Fri, Apr 10, 2009 - Page 12 News List

Participation on world stage up to PRC: economists

STAFF WRITER, WITH CNA

The issue of whether Taiwan will be able to play a role in the international economic arena remains in the hands of China, despite Taipei having foreign reserves that far exceed those of many major economies, two noted US economists said yesterday.

“I’ve always thought that Beijing is taking a very tough line on Taiwan’s participation in international organizations, and I don’t see we have much leverage to change that,” said Nicholas Lardy, a senior fellow at the US non-­governmental Peterson Institute for International Economics.

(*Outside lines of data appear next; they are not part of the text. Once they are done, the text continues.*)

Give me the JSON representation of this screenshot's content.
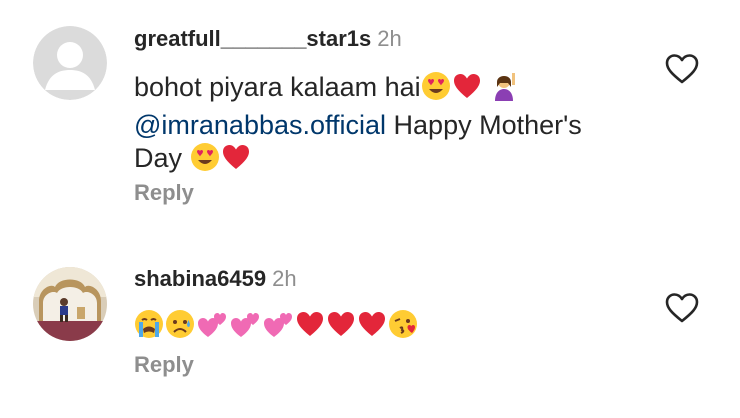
{
  "comments": [
    {
      "username": "greatfull_______star1s",
      "time": "2h",
      "text_line1": "bohot piyara kalaam hai",
      "mention": "@imranabbas.official",
      "text_line2_rest": " Happy Mother's",
      "text_line3": "Day ",
      "reply_label": "Reply",
      "avatar_type": "default-avatar",
      "emojis_line1": [
        "heart-eyes",
        "red-heart",
        "raising-hand"
      ],
      "emojis_line3": [
        "heart-eyes",
        "red-heart"
      ]
    },
    {
      "username": "shabina6459",
      "time": "2h",
      "reply_label": "Reply",
      "avatar_type": "photo-avatar",
      "emojis": [
        "crying",
        "sad",
        "two-hearts",
        "two-hearts",
        "two-hearts",
        "red-heart",
        "red-heart",
        "red-heart",
        "blowing-kiss"
      ]
    }
  ],
  "colors": {
    "text": "#262626",
    "secondary": "#8e8e8e",
    "mention": "#00376b",
    "heart": "#ed4956"
  }
}
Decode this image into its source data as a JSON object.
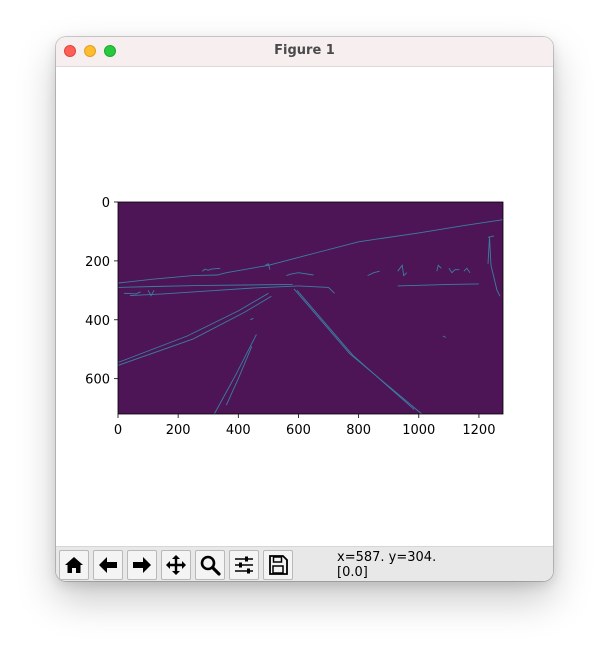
{
  "window": {
    "title": "Figure 1"
  },
  "toolbar": {
    "buttons": [
      {
        "name": "home",
        "icon": "home-icon"
      },
      {
        "name": "back",
        "icon": "arrow-left-icon"
      },
      {
        "name": "forward",
        "icon": "arrow-right-icon"
      },
      {
        "name": "pan",
        "icon": "move-icon"
      },
      {
        "name": "zoom",
        "icon": "magnifier-icon"
      },
      {
        "name": "configure-subplots",
        "icon": "sliders-icon"
      },
      {
        "name": "save",
        "icon": "floppy-disk-icon"
      }
    ],
    "coord_readout": "x=587. y=304.",
    "pixel_value": "[0.0]"
  },
  "chart_data": {
    "type": "heatmap",
    "title": "",
    "xlabel": "",
    "ylabel": "",
    "xlim": [
      0,
      1280
    ],
    "ylim": [
      720,
      0
    ],
    "x_ticks": [
      "0",
      "200",
      "400",
      "600",
      "800",
      "1000",
      "1200"
    ],
    "y_ticks": [
      "0",
      "200",
      "400",
      "600"
    ],
    "x_tick_values": [
      0,
      200,
      400,
      600,
      800,
      1000,
      1200
    ],
    "y_tick_values": [
      0,
      200,
      400,
      600
    ],
    "colors": {
      "background": "#440154",
      "edges": "#3b7ea1",
      "frame": "#000000"
    },
    "edge_polylines": [
      [
        [
          0,
          555
        ],
        [
          250,
          465
        ],
        [
          420,
          375
        ],
        [
          510,
          320
        ]
      ],
      [
        [
          0,
          545
        ],
        [
          230,
          455
        ],
        [
          400,
          370
        ],
        [
          500,
          310
        ]
      ],
      [
        [
          595,
          300
        ],
        [
          780,
          520
        ],
        [
          985,
          705
        ]
      ],
      [
        [
          585,
          295
        ],
        [
          770,
          515
        ],
        [
          1010,
          720
        ]
      ],
      [
        [
          320,
          720
        ],
        [
          390,
          590
        ],
        [
          460,
          450
        ]
      ],
      [
        [
          360,
          690
        ],
        [
          400,
          600
        ],
        [
          445,
          490
        ]
      ],
      [
        [
          0,
          275
        ],
        [
          120,
          262
        ],
        [
          250,
          250
        ],
        [
          330,
          248
        ],
        [
          360,
          240
        ]
      ],
      [
        [
          360,
          240
        ],
        [
          500,
          215
        ],
        [
          650,
          175
        ],
        [
          800,
          135
        ],
        [
          1000,
          105
        ],
        [
          1150,
          80
        ],
        [
          1280,
          60
        ]
      ],
      [
        [
          40,
          318
        ],
        [
          150,
          312
        ],
        [
          300,
          302
        ],
        [
          450,
          292
        ],
        [
          600,
          285
        ]
      ],
      [
        [
          0,
          290
        ],
        [
          120,
          287
        ],
        [
          260,
          284
        ],
        [
          420,
          282
        ],
        [
          580,
          280
        ]
      ],
      [
        [
          600,
          285
        ],
        [
          700,
          290
        ],
        [
          720,
          310
        ]
      ],
      [
        [
          20,
          310
        ],
        [
          60,
          312
        ],
        [
          75,
          305
        ]
      ],
      [
        [
          100,
          300
        ],
        [
          110,
          318
        ],
        [
          120,
          300
        ]
      ],
      [
        [
          280,
          235
        ],
        [
          290,
          228
        ],
        [
          300,
          232
        ],
        [
          310,
          228
        ],
        [
          340,
          225
        ]
      ],
      [
        [
          490,
          215
        ],
        [
          500,
          210
        ],
        [
          505,
          230
        ]
      ],
      [
        [
          560,
          250
        ],
        [
          575,
          245
        ],
        [
          600,
          240
        ],
        [
          650,
          248
        ]
      ],
      [
        [
          830,
          250
        ],
        [
          850,
          240
        ],
        [
          870,
          235
        ]
      ],
      [
        [
          930,
          235
        ],
        [
          945,
          215
        ],
        [
          950,
          250
        ],
        [
          960,
          240
        ]
      ],
      [
        [
          1060,
          235
        ],
        [
          1065,
          215
        ],
        [
          1075,
          225
        ]
      ],
      [
        [
          1100,
          225
        ],
        [
          1110,
          240
        ],
        [
          1120,
          230
        ],
        [
          1135,
          230
        ]
      ],
      [
        [
          1150,
          235
        ],
        [
          1160,
          225
        ],
        [
          1170,
          240
        ]
      ],
      [
        [
          1230,
          210
        ],
        [
          1235,
          120
        ],
        [
          1240,
          215
        ],
        [
          1260,
          300
        ],
        [
          1270,
          320
        ]
      ],
      [
        [
          1230,
          120
        ],
        [
          1250,
          115
        ]
      ],
      [
        [
          930,
          285
        ],
        [
          1100,
          280
        ],
        [
          1200,
          278
        ]
      ],
      [
        [
          440,
          400
        ],
        [
          450,
          395
        ]
      ],
      [
        [
          1080,
          455
        ],
        [
          1090,
          460
        ]
      ]
    ]
  }
}
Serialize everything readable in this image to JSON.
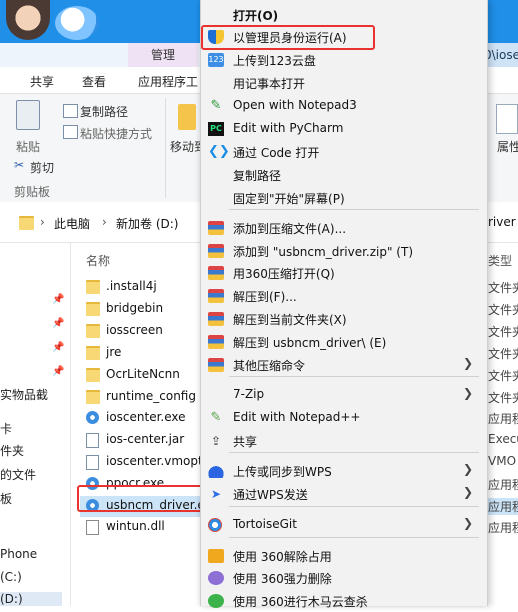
{
  "explorer": {
    "ribbon_tabs": [
      "共享",
      "查看",
      "应用程序工"
    ],
    "manage_tab": "管理",
    "title_fragment": "0\\iose",
    "clipboard": {
      "pin_label": "粘贴",
      "copy_path": "复制路径",
      "paste_shortcut": "粘贴快捷方式",
      "cut": "剪切",
      "group_label": "剪贴板",
      "move_to": "移动到",
      "properties": "属性"
    },
    "breadcrumb": [
      "此电脑",
      "新加卷 (D:)"
    ],
    "address_right": "river",
    "columns": {
      "name": "名称",
      "type": "类型"
    },
    "nav_items": [
      "实物品截",
      "卡",
      "件夹",
      "的文件",
      "板",
      "Phone",
      "(C:)",
      "(D:)"
    ],
    "files": [
      {
        "name": ".install4j",
        "kind": "folder"
      },
      {
        "name": "bridgebin",
        "kind": "folder"
      },
      {
        "name": "iosscreen",
        "kind": "folder"
      },
      {
        "name": "jre",
        "kind": "folder"
      },
      {
        "name": "OcrLiteNcnn",
        "kind": "folder"
      },
      {
        "name": "runtime_config",
        "kind": "folder"
      },
      {
        "name": "ioscenter.exe",
        "kind": "exe"
      },
      {
        "name": "ios-center.jar",
        "kind": "doc"
      },
      {
        "name": "ioscenter.vmopt",
        "kind": "doc"
      },
      {
        "name": "ppocr.exe",
        "kind": "exe"
      },
      {
        "name": "usbncm_driver.e",
        "kind": "exe",
        "selected": true
      },
      {
        "name": "wintun.dll",
        "kind": "dll"
      }
    ],
    "types": [
      "文件夹",
      "文件夹",
      "文件夹",
      "文件夹",
      "文件夹",
      "文件夹",
      "应用程",
      "Execu",
      "VMO",
      "应用程",
      "应用程",
      "应用程"
    ]
  },
  "context_menu": {
    "items": [
      {
        "label": "打开(O)",
        "bold": true,
        "icon": "none"
      },
      {
        "label": "以管理员身份运行(A)",
        "icon": "shield-icon",
        "highlighted": true
      },
      {
        "label": "上传到123云盘",
        "icon": "cloud-123-icon",
        "icon_text": "123"
      },
      {
        "label": "用记事本打开",
        "icon": "none"
      },
      {
        "label": "Open with Notepad3",
        "icon": "notepad3-icon",
        "icon_text": "✎"
      },
      {
        "label": "Edit with PyCharm",
        "icon": "pycharm-icon",
        "icon_text": "PC"
      },
      {
        "label": "通过 Code 打开",
        "icon": "vscode-icon",
        "icon_text": "❮❯"
      },
      {
        "label": "复制路径",
        "icon": "none"
      },
      {
        "label": "固定到\"开始\"屏幕(P)",
        "icon": "none"
      },
      {
        "label": "添加到压缩文件(A)...",
        "icon": "archive-icon"
      },
      {
        "label": "添加到 \"usbncm_driver.zip\" (T)",
        "icon": "archive-icon"
      },
      {
        "label": "用360压缩打开(Q)",
        "icon": "archive-icon"
      },
      {
        "label": "解压到(F)...",
        "icon": "archive-icon"
      },
      {
        "label": "解压到当前文件夹(X)",
        "icon": "archive-icon"
      },
      {
        "label": "解压到 usbncm_driver\\ (E)",
        "icon": "archive-icon"
      },
      {
        "label": "其他压缩命令",
        "icon": "archive-icon",
        "submenu": true
      },
      {
        "label": "7-Zip",
        "icon": "none",
        "submenu": true
      },
      {
        "label": "Edit with Notepad++",
        "icon": "notepadpp-icon",
        "icon_text": "✎"
      },
      {
        "label": "共享",
        "icon": "share-icon",
        "icon_text": "⇪"
      },
      {
        "label": "上传或同步到WPS",
        "icon": "wps-cloud-icon",
        "submenu": true
      },
      {
        "label": "通过WPS发送",
        "icon": "send-icon",
        "icon_text": "➤",
        "submenu": true
      },
      {
        "label": "TortoiseGit",
        "icon": "tortoisegit-icon",
        "submenu": true
      },
      {
        "label": "使用 360解除占用",
        "icon": "unlock-360-icon"
      },
      {
        "label": "使用 360强力删除",
        "icon": "delete-360-icon"
      },
      {
        "label": "使用 360进行木马云查杀",
        "icon": "scan-360-icon"
      }
    ]
  }
}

He made the remarks in response to a question at a video conference held by the Office of Trade Negotiations of Taiwan’s Ministry of Economic Affairs (MOEA) on the topic “the Global, Regional and Local Significance of the Outcome of the G20 Summit in London.”

“I don’t see that external actors — the United States or anybody else — have any leverage to change that,” Lardy said. “Until the Chinese on the mainland have a change of view, it seems unlikely to happen.”

Michael Mussa, a senior fellow at the Peterson Institute and a former economic counselor and director of the Department of Research at the IMF, expressed a similar view.

While Taiwan’s GDP might be bigger than that of the bottom two or three economies that participated in the G20 summit, the possibility of it playing a role in the summit or in similar international economic meetings is very slim as a result of China’s obstruction, Mussa said.

He said that from Taiwan’s perspective, its accession to the WTO and APEC forum under the designation Chinese Taipei was arguably its most important achievement in this area.

However, Mussa said that he doubted Taiwan would be able to go further than that, and certainly not to the G20 summit.

“That is not one that the Beijing government will go along with at all,” he said.

The economist added that while he would not rule out that at some point Taiwan would be able to join the World Bank or the IMF if relations between Taipei and Beijing continue to improve, fundamentally everything depended on the attitude of the Beijing government.